Armed with only a 7.62mm GPMG on an "Enforcer" unstabilised remote weapon station mount – which cannot deliver accurate fire while the vehicle is on the move - it cannot replace the Land Rover WIMIK, with its .50 cal M2 machine gun as well as the GPMG. Nor, with a seating capacity of three, can it be used as an adequate substitute for the "Snatch" which, in its patrol/personnel role can carry up to six troops.

For sure, it can be used as a command vehicle, replacing either the WIMIK or the Snatch (or even the Pinzgauer) when used on that specific role, but that raises the spectre of commanders riding in a better protected vehicle than the troops they will be commanding.
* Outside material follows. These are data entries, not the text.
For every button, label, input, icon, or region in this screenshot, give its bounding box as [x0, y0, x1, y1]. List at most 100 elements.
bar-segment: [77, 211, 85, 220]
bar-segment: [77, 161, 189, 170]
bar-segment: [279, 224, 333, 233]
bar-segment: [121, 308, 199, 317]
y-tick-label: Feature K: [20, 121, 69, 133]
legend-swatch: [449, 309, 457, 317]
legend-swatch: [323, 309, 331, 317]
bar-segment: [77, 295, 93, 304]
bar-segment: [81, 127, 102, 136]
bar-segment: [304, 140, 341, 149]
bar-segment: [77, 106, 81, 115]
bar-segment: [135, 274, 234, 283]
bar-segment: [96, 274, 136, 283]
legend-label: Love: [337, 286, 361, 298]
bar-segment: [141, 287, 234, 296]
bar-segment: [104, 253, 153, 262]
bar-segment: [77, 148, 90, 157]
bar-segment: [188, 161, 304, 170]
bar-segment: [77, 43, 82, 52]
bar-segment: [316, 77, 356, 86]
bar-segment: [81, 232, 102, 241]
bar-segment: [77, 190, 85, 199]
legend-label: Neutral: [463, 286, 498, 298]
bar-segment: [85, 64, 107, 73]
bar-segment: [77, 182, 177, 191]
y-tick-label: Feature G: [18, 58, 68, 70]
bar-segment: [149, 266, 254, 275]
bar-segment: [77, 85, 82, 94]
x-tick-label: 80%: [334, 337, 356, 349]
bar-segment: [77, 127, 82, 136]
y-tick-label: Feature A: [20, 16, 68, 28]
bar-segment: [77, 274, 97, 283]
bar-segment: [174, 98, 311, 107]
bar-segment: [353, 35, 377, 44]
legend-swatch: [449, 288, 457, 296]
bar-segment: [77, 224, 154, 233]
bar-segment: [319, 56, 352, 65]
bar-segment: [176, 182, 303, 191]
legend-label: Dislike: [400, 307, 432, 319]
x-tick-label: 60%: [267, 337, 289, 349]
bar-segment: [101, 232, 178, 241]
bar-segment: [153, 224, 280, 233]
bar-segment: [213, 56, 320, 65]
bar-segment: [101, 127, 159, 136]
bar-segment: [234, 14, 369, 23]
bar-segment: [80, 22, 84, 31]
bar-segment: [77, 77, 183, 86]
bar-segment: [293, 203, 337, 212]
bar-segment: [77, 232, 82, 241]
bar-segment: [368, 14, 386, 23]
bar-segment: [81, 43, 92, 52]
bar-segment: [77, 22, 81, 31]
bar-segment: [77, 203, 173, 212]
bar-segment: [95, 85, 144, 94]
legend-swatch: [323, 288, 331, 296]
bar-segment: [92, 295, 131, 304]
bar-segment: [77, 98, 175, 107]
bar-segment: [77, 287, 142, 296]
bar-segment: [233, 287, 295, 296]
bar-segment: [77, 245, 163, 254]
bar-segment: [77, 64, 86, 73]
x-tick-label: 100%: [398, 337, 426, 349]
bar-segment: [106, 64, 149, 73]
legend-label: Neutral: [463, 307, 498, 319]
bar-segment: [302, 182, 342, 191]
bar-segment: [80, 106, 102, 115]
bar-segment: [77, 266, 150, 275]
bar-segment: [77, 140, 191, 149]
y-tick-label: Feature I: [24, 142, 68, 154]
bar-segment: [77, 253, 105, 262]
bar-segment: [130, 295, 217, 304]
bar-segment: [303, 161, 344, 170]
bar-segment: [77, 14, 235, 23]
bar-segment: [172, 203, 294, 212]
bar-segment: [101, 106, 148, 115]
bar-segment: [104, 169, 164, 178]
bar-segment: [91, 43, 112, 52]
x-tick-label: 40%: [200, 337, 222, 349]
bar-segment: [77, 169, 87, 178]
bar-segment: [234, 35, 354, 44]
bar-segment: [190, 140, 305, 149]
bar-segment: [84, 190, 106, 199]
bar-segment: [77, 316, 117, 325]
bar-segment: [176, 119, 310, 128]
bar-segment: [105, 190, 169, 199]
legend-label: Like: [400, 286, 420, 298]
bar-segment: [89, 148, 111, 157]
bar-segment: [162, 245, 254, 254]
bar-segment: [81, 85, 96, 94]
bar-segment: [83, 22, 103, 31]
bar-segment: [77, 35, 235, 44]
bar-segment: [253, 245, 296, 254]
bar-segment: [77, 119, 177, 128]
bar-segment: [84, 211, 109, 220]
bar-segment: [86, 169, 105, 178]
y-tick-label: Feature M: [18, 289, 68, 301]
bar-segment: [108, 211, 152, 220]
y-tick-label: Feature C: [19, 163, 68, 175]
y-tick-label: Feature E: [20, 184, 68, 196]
Conversely, should a Panther be used to accompany Mastiffs, the reverse will apply, the commander potentially being driven in the least protected vehicle in a convoy, and flagged up as an obviously high value target at the same time.

Another issue of concern, which English himself flags up, is the basic instability of the vehicle, with several "roll-overs" having been reported while in the hands of expert Army testers. Given that, with the Land Rover in the hands of inexperienced, testosterone-driven soldiers, there have been a distressing number of roll-overs, the incidence with this vehicle, if widely introduced, might well increase.

In a way, though, it was inevitable that English should have written his piece in the way that he did. He is, after all – despite his background – a motoring correspondent, and was there to write up the test as he found it. He could not reasonably be asked to carry out comparative analyses or assess the limitations of the vehicle in its projected roles.

What he does point out though is that it was ordered in 2003 and is still not yet in service. Had an alternative like the RG-31 been bought, it could have been in service now for several years, saving lives rather than keeping Iveco in business selling a fundamentally flawed and overpriced vehicle with very little real tactical value.